Let's start with the race thing.  When I was little, I wanted the White Barbie dolls instead of the Black ones.  They just seemed prettier to me.  Plus, I was jealous that White people had this long, beautiful straight hair, and here I was with this curly, nappy cotton-ball hair.  So in middle school, I opted to get my hair pressed when I went to the hairdresser.  Also, in middle school, I had trouble finding cosmetics that would compliment my brown complexion, Especially blushes.  Most of them were either too light or didn't show up at all on my skin.  The whole thing was just frustrating.

And about being Autistic and mentally ill, it's hard.  There are so many people who don't understand me, or my neurology.  When I was younger, I was subject to early intervention shortly after my Autism diagnosis, which involved the grueling applied behavioral analysis, aka ABA.  All it really did for me was give me shitty PTSD, and it led me to believe that I had to be like everyone else to be considered worthy.  So from at an early age, I tried to fit in with everyone else, but it just made me depressed in the end.  My depression got so bad that I thought about suicide many times and attempted it twice, as I said earlier.

And being LGBTQ, yeah, that has its challenges too.  I knew I was queer since I was 12 years old, but I didn't realize I was transgender until I got to my twenties.  I felt a lot of shame for being queer and trans because other people thought that it was a sin, so I thought I was going to hell for liking other women and being trans.  I spent years trying convince myself that I was a cis girl.  I tried my best adapting to she/her pronouns, but it just didn't feel right.  Plus, I thought about buying a Playgirl magazine to try and curb my desires for other women, and increase my desires for men, but what stopped me is the fact that I hate looking at naked men.

All these things led be to believe that the world wasn't made for me, and that I don't belong in this world.
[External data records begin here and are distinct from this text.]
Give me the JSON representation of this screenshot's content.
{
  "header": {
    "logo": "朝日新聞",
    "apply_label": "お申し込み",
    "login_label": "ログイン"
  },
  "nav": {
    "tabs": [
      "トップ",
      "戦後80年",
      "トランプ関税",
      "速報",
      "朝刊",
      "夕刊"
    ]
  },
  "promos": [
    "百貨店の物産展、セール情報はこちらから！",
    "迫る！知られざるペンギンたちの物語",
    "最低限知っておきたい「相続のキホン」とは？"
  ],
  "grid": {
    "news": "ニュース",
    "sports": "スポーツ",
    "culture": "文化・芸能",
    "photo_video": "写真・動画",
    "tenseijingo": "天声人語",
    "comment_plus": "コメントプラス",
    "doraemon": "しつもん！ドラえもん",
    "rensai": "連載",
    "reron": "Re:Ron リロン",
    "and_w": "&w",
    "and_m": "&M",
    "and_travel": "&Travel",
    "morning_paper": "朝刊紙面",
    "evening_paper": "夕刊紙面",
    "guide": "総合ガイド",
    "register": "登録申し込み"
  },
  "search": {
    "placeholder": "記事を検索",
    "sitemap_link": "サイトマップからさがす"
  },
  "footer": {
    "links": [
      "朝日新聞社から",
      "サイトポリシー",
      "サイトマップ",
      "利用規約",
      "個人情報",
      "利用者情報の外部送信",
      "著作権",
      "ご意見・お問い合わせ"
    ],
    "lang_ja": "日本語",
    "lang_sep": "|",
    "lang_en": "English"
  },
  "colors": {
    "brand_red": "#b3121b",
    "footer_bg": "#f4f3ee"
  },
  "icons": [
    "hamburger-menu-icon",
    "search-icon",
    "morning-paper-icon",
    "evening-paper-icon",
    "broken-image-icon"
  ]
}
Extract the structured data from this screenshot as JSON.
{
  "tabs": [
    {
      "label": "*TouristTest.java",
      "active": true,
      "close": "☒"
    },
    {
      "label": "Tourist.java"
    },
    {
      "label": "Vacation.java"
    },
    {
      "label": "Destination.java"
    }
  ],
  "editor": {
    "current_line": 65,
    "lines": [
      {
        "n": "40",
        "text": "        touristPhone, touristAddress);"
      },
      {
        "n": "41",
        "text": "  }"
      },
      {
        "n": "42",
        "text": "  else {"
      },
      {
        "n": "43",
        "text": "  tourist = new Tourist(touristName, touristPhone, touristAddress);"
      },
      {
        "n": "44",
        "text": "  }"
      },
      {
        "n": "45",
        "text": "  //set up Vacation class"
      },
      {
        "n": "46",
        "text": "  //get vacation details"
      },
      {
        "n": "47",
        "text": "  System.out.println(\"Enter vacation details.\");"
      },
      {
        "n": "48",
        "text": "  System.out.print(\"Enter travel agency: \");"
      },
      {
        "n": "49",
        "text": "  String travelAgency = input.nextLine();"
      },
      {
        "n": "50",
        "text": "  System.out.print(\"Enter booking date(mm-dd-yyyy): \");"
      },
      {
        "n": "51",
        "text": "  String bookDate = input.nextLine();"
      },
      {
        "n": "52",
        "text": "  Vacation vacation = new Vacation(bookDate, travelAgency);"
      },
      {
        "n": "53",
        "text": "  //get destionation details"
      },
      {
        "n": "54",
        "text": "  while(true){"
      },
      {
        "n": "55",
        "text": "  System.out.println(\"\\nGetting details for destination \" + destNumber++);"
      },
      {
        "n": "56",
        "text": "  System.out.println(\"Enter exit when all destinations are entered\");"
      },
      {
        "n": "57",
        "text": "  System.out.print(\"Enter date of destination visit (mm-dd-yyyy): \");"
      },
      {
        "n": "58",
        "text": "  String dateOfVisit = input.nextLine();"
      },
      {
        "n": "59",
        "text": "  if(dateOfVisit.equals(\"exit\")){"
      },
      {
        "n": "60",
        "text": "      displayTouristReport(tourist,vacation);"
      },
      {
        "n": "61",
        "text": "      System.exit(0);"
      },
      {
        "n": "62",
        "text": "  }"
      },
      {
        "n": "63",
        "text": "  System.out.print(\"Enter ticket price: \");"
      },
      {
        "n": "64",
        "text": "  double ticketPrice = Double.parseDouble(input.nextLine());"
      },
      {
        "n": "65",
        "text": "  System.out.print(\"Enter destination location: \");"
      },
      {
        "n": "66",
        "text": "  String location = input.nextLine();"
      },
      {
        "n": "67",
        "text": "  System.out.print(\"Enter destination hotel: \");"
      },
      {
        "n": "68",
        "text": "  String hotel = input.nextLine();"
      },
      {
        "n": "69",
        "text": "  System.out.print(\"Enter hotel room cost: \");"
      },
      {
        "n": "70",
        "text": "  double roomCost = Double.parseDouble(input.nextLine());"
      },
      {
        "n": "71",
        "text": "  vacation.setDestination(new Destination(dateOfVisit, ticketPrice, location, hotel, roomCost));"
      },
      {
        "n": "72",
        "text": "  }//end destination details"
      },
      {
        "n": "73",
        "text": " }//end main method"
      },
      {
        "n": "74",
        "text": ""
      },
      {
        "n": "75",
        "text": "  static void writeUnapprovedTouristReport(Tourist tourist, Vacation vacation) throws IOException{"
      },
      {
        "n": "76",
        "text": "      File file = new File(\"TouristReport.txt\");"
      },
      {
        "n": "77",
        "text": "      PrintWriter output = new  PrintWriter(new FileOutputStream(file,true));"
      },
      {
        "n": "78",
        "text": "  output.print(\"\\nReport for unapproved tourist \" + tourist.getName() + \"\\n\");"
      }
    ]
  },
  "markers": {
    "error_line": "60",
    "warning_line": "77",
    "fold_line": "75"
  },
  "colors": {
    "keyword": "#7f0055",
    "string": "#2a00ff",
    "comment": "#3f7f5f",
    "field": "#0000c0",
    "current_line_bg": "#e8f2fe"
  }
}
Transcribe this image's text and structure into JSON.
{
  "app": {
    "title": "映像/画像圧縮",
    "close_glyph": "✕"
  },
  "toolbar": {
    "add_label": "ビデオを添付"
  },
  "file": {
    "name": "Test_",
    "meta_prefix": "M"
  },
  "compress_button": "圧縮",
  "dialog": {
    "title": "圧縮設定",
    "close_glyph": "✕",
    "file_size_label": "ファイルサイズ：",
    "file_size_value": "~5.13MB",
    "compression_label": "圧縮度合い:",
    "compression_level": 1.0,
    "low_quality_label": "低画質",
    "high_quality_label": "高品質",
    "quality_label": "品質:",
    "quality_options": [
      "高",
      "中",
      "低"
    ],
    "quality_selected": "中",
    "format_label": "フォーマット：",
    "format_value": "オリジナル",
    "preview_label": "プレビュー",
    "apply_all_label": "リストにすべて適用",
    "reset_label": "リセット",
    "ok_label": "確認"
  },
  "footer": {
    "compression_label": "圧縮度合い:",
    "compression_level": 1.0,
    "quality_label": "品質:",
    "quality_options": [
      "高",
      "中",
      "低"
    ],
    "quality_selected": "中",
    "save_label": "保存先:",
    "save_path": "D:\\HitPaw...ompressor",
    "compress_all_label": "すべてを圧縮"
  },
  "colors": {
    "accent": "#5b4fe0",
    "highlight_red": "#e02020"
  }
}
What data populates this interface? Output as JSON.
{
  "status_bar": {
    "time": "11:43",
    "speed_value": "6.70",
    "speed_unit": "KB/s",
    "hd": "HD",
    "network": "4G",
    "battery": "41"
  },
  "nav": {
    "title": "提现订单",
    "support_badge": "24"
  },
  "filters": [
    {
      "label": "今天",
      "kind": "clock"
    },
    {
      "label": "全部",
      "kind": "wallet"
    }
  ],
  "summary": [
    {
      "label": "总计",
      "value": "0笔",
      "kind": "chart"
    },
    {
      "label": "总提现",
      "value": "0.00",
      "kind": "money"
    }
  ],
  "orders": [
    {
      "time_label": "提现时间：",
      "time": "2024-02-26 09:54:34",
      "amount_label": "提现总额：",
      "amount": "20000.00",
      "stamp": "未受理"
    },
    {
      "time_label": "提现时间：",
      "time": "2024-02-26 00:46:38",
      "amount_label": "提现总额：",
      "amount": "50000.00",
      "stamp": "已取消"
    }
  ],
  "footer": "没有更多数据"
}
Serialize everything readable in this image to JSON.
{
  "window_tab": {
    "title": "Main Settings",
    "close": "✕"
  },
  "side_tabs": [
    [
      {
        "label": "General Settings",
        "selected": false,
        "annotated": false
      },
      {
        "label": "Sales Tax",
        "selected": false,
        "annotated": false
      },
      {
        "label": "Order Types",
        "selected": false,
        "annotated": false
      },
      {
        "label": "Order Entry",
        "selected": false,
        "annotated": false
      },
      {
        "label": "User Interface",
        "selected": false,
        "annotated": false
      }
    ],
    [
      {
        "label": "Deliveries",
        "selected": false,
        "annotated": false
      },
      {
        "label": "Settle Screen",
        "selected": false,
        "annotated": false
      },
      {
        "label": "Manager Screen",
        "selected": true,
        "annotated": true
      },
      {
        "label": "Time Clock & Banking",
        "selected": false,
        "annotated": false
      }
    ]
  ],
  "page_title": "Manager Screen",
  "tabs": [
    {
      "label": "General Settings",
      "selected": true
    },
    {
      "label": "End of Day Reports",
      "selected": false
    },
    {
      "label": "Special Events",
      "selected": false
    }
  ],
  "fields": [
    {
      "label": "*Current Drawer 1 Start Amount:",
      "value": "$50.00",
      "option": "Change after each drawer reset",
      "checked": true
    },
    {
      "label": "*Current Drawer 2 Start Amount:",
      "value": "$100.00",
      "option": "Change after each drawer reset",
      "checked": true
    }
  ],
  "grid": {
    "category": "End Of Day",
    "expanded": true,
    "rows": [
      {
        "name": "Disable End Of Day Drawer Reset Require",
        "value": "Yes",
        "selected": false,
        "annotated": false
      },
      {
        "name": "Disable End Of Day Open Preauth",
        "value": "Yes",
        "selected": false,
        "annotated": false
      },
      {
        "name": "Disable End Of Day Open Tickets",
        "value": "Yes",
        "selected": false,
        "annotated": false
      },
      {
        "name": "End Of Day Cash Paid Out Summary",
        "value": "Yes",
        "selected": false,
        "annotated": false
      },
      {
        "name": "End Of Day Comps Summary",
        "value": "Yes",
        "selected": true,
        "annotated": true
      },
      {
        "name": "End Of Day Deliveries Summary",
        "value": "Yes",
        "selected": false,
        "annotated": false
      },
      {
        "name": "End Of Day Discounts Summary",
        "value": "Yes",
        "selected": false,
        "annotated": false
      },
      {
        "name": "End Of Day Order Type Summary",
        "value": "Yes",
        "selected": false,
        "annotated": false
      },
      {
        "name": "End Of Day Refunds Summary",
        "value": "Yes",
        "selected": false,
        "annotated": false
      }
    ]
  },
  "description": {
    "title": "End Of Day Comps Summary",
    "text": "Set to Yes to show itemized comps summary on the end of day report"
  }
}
But that's not true -  those are all lies that the devil tries to instill in us.  I'm a Christian, and I believe that there are good spirits, and that there are evil spirits.

These days, I embrace who I am, by wearing Afrocentric styles such as locs.  I am a proud queer and trans person - I go to LGBTQ events and socialize with LGBTQ people.  And I'm involved in Autism activism - I'm the chapter leader of Autistic Self Advocacy Network's DC chapter.

I think we all should embrace our differences.  They're what make us unique.

Thanks for reading.  Bye!

Monday, June 13, 2016

My Thoughts on the Shooting at Pulse Nightclub in Orlando

content/trigger warning: gun violence, anti-LGBTQ bigotry, Islamophobia

Early this morning, a shooting took place at Pulse nightclub, a gay club in Orlando, Florida.  fifty people were killed and fifty-three others were wounded in the shooting.  The shooter pledged to ISIS before the shooting.  Apparently, he had something against LGBTQ people - he was disgusted after seeing a same-sex couple kissing.

My heart aches right now.  It seems as if the anti-LGBTQ sentiment is only growing stronger - numerous anti-LGBTQ bills have been introduced into legislation - many have already passed.  Violence against LGBTQ people - especially transgender women of color - is on the rise.  and many faiths are speaking out against the queer community.  We need to stand strong and let them know that we're not going to tolerate this.

The Bible says, "Love your neighbor as yourself."  But that's not what we're doing.  There's too much hate in the world.  We need more love.

Love.  That's the whole story.

If only Jesus came back to comfort us.  Then everything would be all better.

Keep in mind that the religion of Islam is not to blame for this horrendous act of violence.  There are good and bad people of all kinds of faiths.  So it's unfair to single out just one religion for their actions.

That's all I have to say for now.  Stay strong, stay in prayer and keep your head up.